Open Weights on Top & SpaceX's Compute Math
GLM-5.2 takes the open crown. swyx, ahead of the AI Engineer World's Fair: "btw Zai IPO'ed in Jan at HK$120 a share. when I first met @louszbd nobody really knew anyone using GLM's. now they have beat deepseek with the world's undisputed top open model and in some respects say top model period, and are returning to SF… on top of the world and open for business!" It's also showing up in security tooling — via mitsuhiko's timeline: "The security harness deepsec now supports @badlogicgames Pi agent. The default model is the very excellent @Zai_org glm-5.2. I ran the deepsec evals and it is competitive with othe[rs]." LLMJunky, eyeing the next open release, pinged OpenAI: "I would be delighted personally. GPT OSS is still one of the best open source releases. When are we going to get another?"
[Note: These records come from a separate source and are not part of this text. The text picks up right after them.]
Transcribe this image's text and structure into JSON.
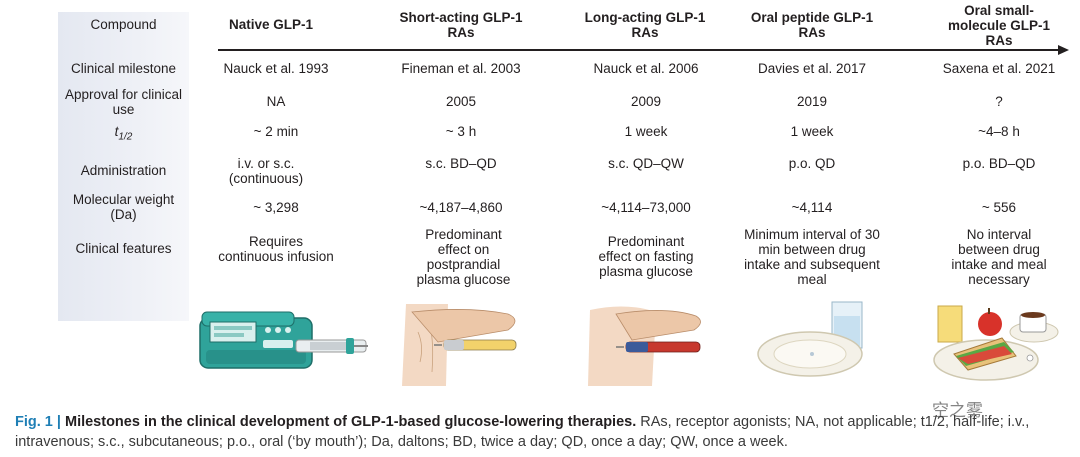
{
  "row_labels": {
    "compound": "Compound",
    "milestone": "Clinical milestone",
    "approval": "Approval for clinical use",
    "half_life_base": "t",
    "half_life_sub": "1/2",
    "administration": "Administration",
    "mw": "Molecular weight (Da)",
    "features": "Clinical features"
  },
  "columns": [
    {
      "header": "Native GLP-1",
      "milestone": "Nauck et al. 1993",
      "approval": "NA",
      "half_life": "~ 2 min",
      "administration": "i.v. or s.c. (continuous)",
      "mw": "~ 3,298",
      "features": "Requires continuous infusion"
    },
    {
      "header": "Short-acting GLP-1 RAs",
      "milestone": "Fineman et al. 2003",
      "approval": "2005",
      "half_life": "~ 3 h",
      "administration": "s.c. BD–QD",
      "mw": "~4,187–4,860",
      "features": "Predominant effect on postprandial plasma glucose"
    },
    {
      "header": "Long-acting GLP-1 RAs",
      "milestone": "Nauck et al. 2006",
      "approval": "2009",
      "half_life": "1 week",
      "administration": "s.c. QD–QW",
      "mw": "~4,114–73,000",
      "features": "Predominant effect on fasting plasma glucose"
    },
    {
      "header": "Oral peptide GLP-1 RAs",
      "milestone": "Davies et al. 2017",
      "approval": "2019",
      "half_life": "1 week",
      "administration": "p.o. QD",
      "mw": "~4,114",
      "features": "Minimum interval of 30 min between drug intake and subsequent meal"
    },
    {
      "header": "Oral small-molecule GLP-1 RAs",
      "milestone": "Saxena et al. 2021",
      "approval": "?",
      "half_life": "~4–8 h",
      "administration": "p.o. BD–QD",
      "mw": "~ 556",
      "features": "No interval between drug intake and meal necessary"
    }
  ],
  "illustrations": [
    "infusion-pump-icon",
    "pen-injector-short-icon",
    "pen-injector-long-icon",
    "plate-and-water-icon",
    "meal-and-tablet-icon"
  ],
  "caption": {
    "fig_num": "Fig. 1 |",
    "title": "Milestones in the clinical development of GLP-1-based glucose-lowering therapies.",
    "text": " RAs, receptor agonists; NA, not applicable; t1/2, half-life; i.v., intravenous; s.c., subcutaneous; p.o., oral (‘by mouth’); Da, daltons; BD, twice a day; QD, once a day; QW, once a week."
  },
  "watermark": "空之雾"
}
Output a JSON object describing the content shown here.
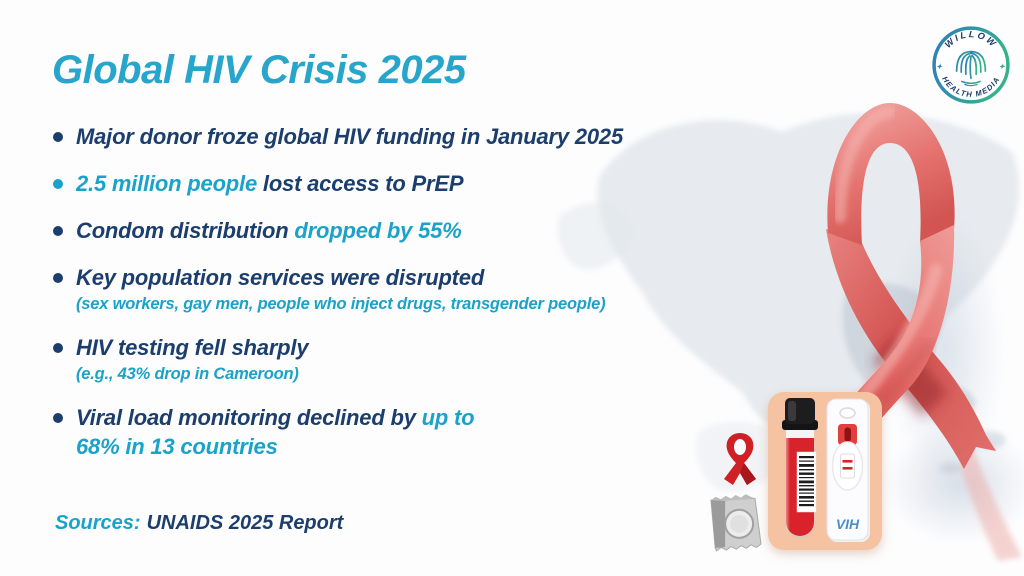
{
  "header": {
    "title": "Global HIV Crisis 2025"
  },
  "logo": {
    "arc_top": "WILLOW",
    "arc_bottom": "HEALTH MEDIA"
  },
  "bullets": {
    "items": [
      {
        "dot": "navy",
        "segments": [
          {
            "style": "navy",
            "text": "Major donor froze global HIV funding in January 2025"
          }
        ]
      },
      {
        "dot": "cyan",
        "segments": [
          {
            "style": "cyan",
            "text": "2.5 million people "
          },
          {
            "style": "navy",
            "text": "lost access to PrEP"
          }
        ]
      },
      {
        "dot": "navy",
        "segments": [
          {
            "style": "navy",
            "text": "Condom distribution "
          },
          {
            "style": "cyan",
            "text": "dropped by 55%"
          }
        ]
      },
      {
        "dot": "navy",
        "segments": [
          {
            "style": "navy",
            "text": "Key population services were disrupted"
          }
        ],
        "sub": "(sex workers, gay men, people who inject drugs, transgender people)"
      },
      {
        "dot": "navy",
        "segments": [
          {
            "style": "navy",
            "text": "HIV testing fell sharply"
          }
        ],
        "sub": "(e.g., 43% drop in Cameroon)"
      },
      {
        "dot": "navy",
        "extra_gap": true,
        "segments": [
          {
            "style": "navy",
            "text": "Viral load monitoring declined by "
          },
          {
            "style": "cyan",
            "text": "up to"
          },
          {
            "br": true
          },
          {
            "style": "cyan",
            "text": "68% in 13 countries"
          }
        ]
      }
    ]
  },
  "sources": {
    "label": "Sources:",
    "text": "UNAIDS 2025 Report"
  },
  "illustration": {
    "test_cassette_label": "VIH"
  },
  "colors": {
    "title_cyan": "#28a5cb",
    "accent_cyan": "#1ba2c9",
    "navy": "#1c3e6d",
    "ribbon_red": "#d9534f",
    "card_peach": "#f5c3a1",
    "tube_red": "#d8232a",
    "vih_blue": "#4a90c8"
  }
}
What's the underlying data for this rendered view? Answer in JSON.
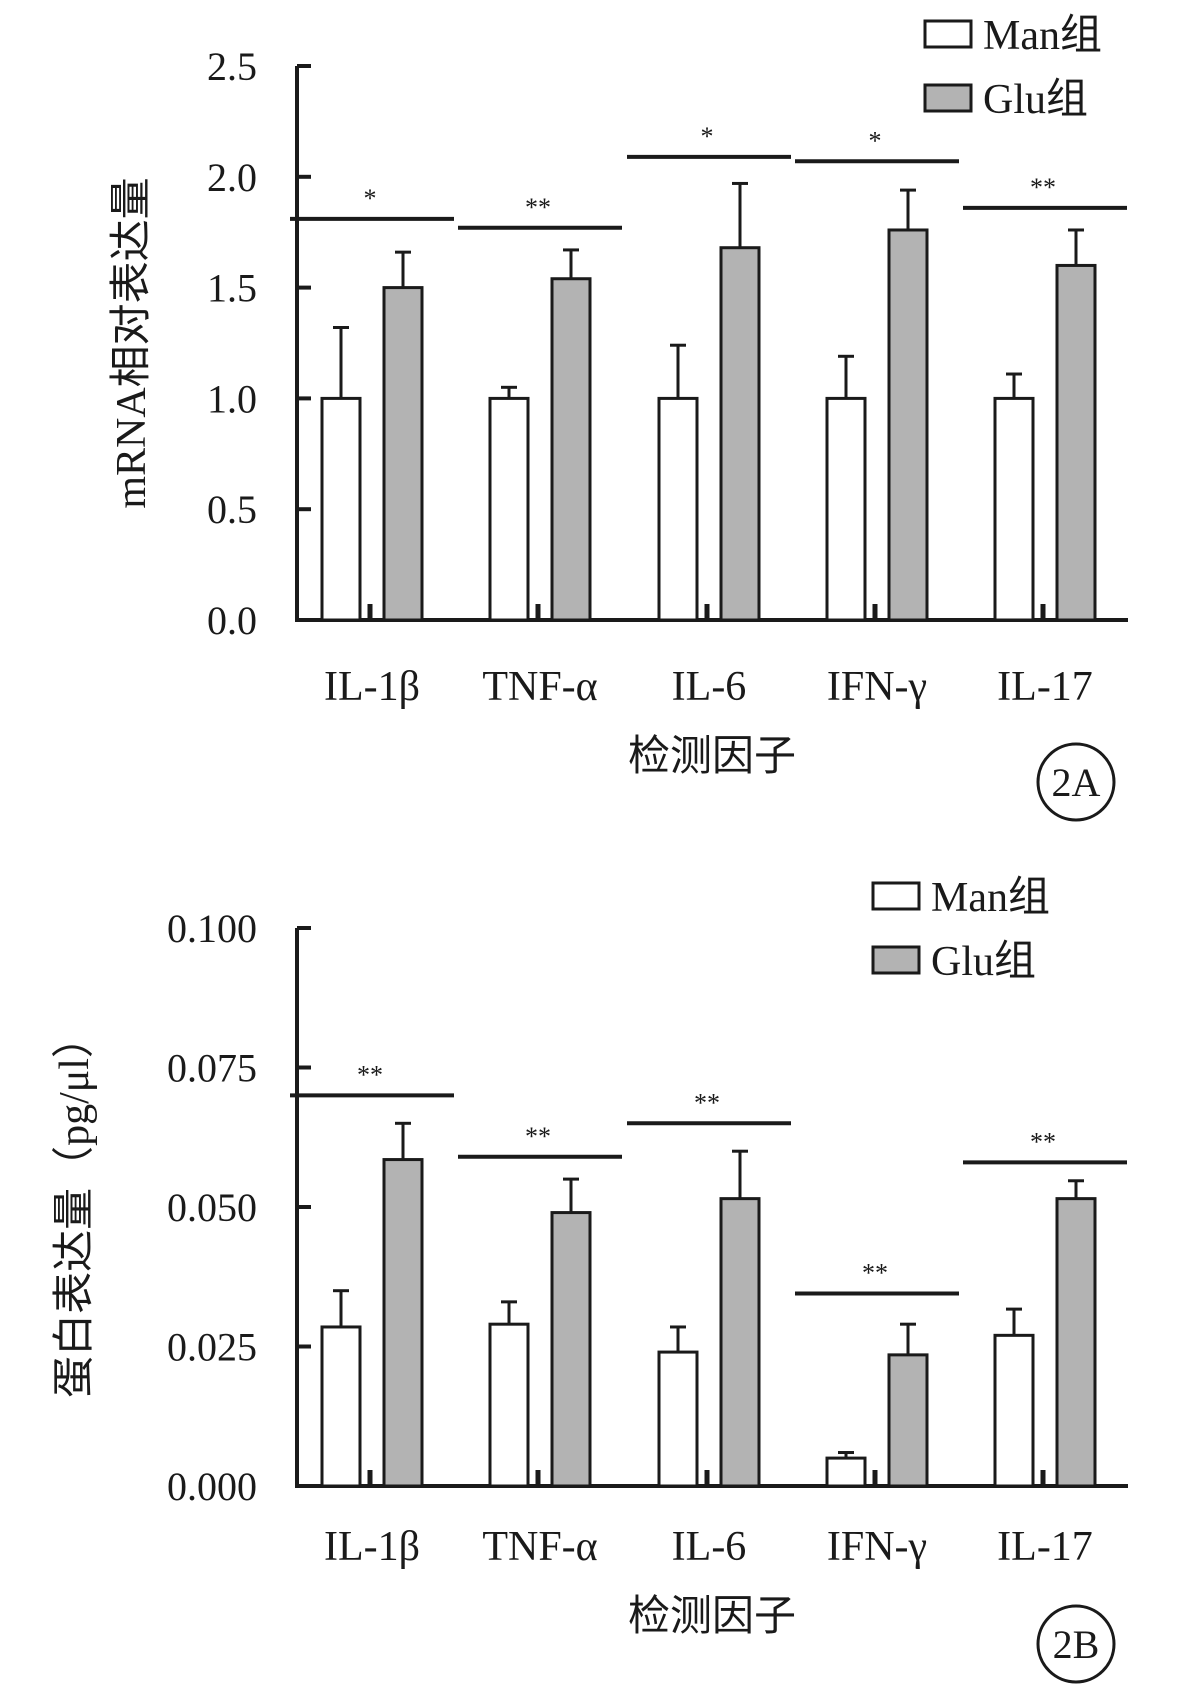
{
  "figure": {
    "panels": [
      {
        "id": "2A",
        "panel_label": "2A"
      },
      {
        "id": "2B",
        "panel_label": "2B"
      }
    ]
  },
  "colors": {
    "man_fill": "#ffffff",
    "glu_fill": "#b3b3b3",
    "stroke": "#1a1a1a"
  },
  "chart_data": [
    {
      "type": "bar",
      "panel": "2A",
      "categories": [
        "IL-1β",
        "TNF-α",
        "IL-6",
        "IFN-γ",
        "IL-17"
      ],
      "series": [
        {
          "name": "Man组",
          "values": [
            1.0,
            1.0,
            1.0,
            1.0,
            1.0
          ],
          "error": [
            0.32,
            0.05,
            0.24,
            0.19,
            0.11
          ]
        },
        {
          "name": "Glu组",
          "values": [
            1.5,
            1.54,
            1.68,
            1.76,
            1.6
          ],
          "error": [
            0.16,
            0.13,
            0.29,
            0.18,
            0.16
          ]
        }
      ],
      "significance": [
        "*",
        "**",
        "*",
        "*",
        "**"
      ],
      "significance_line": [
        1.81,
        1.77,
        2.09,
        2.07,
        1.86
      ],
      "xlabel": "检测因子",
      "ylabel": "mRNA相对表达量",
      "ylim": [
        0,
        2.5
      ],
      "yticks": [
        "0.0",
        "0.5",
        "1.0",
        "1.5",
        "2.0",
        "2.5"
      ],
      "legend": [
        "Man组",
        "Glu组"
      ],
      "legend_position": "top-right",
      "grid": false
    },
    {
      "type": "bar",
      "panel": "2B",
      "categories": [
        "IL-1β",
        "TNF-α",
        "IL-6",
        "IFN-γ",
        "IL-17"
      ],
      "series": [
        {
          "name": "Man组",
          "values": [
            0.0285,
            0.029,
            0.024,
            0.005,
            0.027
          ],
          "error": [
            0.0065,
            0.004,
            0.0045,
            0.001,
            0.0047
          ]
        },
        {
          "name": "Glu组",
          "values": [
            0.0585,
            0.049,
            0.0515,
            0.0235,
            0.0515
          ],
          "error": [
            0.0065,
            0.006,
            0.0085,
            0.0055,
            0.0032
          ]
        }
      ],
      "significance": [
        "**",
        "**",
        "**",
        "**",
        "**"
      ],
      "significance_line": [
        0.07,
        0.059,
        0.065,
        0.0345,
        0.058
      ],
      "xlabel": "检测因子",
      "ylabel": "蛋白表达量（pg/μl）",
      "ylim": [
        0,
        0.1
      ],
      "yticks": [
        "0.000",
        "0.025",
        "0.050",
        "0.075",
        "0.100"
      ],
      "legend": [
        "Man组",
        "Glu组"
      ],
      "legend_position": "top-right",
      "grid": false
    }
  ]
}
swyx's SpaceX-as-NeoCloud math. Following last week's SpaceX–Cursor acquisition, swyx ran the financial logic (40 replies, 192 likes, 45K views): "i dont think anyone is correctly doing the math around how SpaceX, the NeoCloud+NeoLab, is currently going to market? SpaceX has already recouped about HALF its investment in Cursor, in compute deals. The other half is paid for if Composer 3 does well. No other company is simultaneously a leading model lab + neocloud… it's a crazy effective combo." The framing that resonated, from Anoy: "if the model wins they print money, if it doesn't they still own the picks and shovels everyone else needs." The bear case, from Raven: "You can also read it as Cursor being downgraded to DLC for the SpaceX GPU farm. If Composer 3 misses, the editor's roadmap stops tracking what coding teams need and starts tracking what keeps the GB300s farming tokens." (And the persistent factual quibble, from redtachyon: "They're not a leading model lab lol.")
Also Worth a Look
A vision model running entirely in your browser. Simon Willison: "My parallel agent side-project today was having Claude Code port the new Moebius image pinpointing model to ONNX in order to run it entirely in the browser" — writeup and a ~1.3GB in-browser demo. He also shipped the first RC of sqlite-utils v4, adding a migrations system and nested-transaction support.
Theo, grudgingly, on Codex. Theo: "I know I dunk on Codex a lot but man this is actually magic." He also flagged a new pattern he's calling a "new paradigm" — "gstack" — and the NerdSnipePod episode covering Cursor×SpaceX, the new Cursor model, open weights, and AI regulation (intro chapter title: "Fable is still banned").
The Fable watch continues. Theo, again, to Anthropic: "Hey @claude when are we getting Fable back?" — the export-ban saga still unresolved, and a recurring punchline under nearly every Anthropic launch this week (tmuxvim: "how bout you launch Fable bro").
LLMJunky on the limits of computer/browser use. LLMJunky: "Computer and Browser use are amazing, life changing innovations. But they have seriously glaring problems… Though they claim background use, many tasks [still need babysitting]." A grounded counterweight to the week's autonomy hype.
steipete on OpenClaw's quiet maturation. Peter Steinberger: "People here discussing what happened with OpenClaw. The hype died down. We improved quality and grew a team. We created a non-profit whereas competitors are VC funded and have other agendas." Timely framing the day before Claude Tag landed in the same conceptual lane.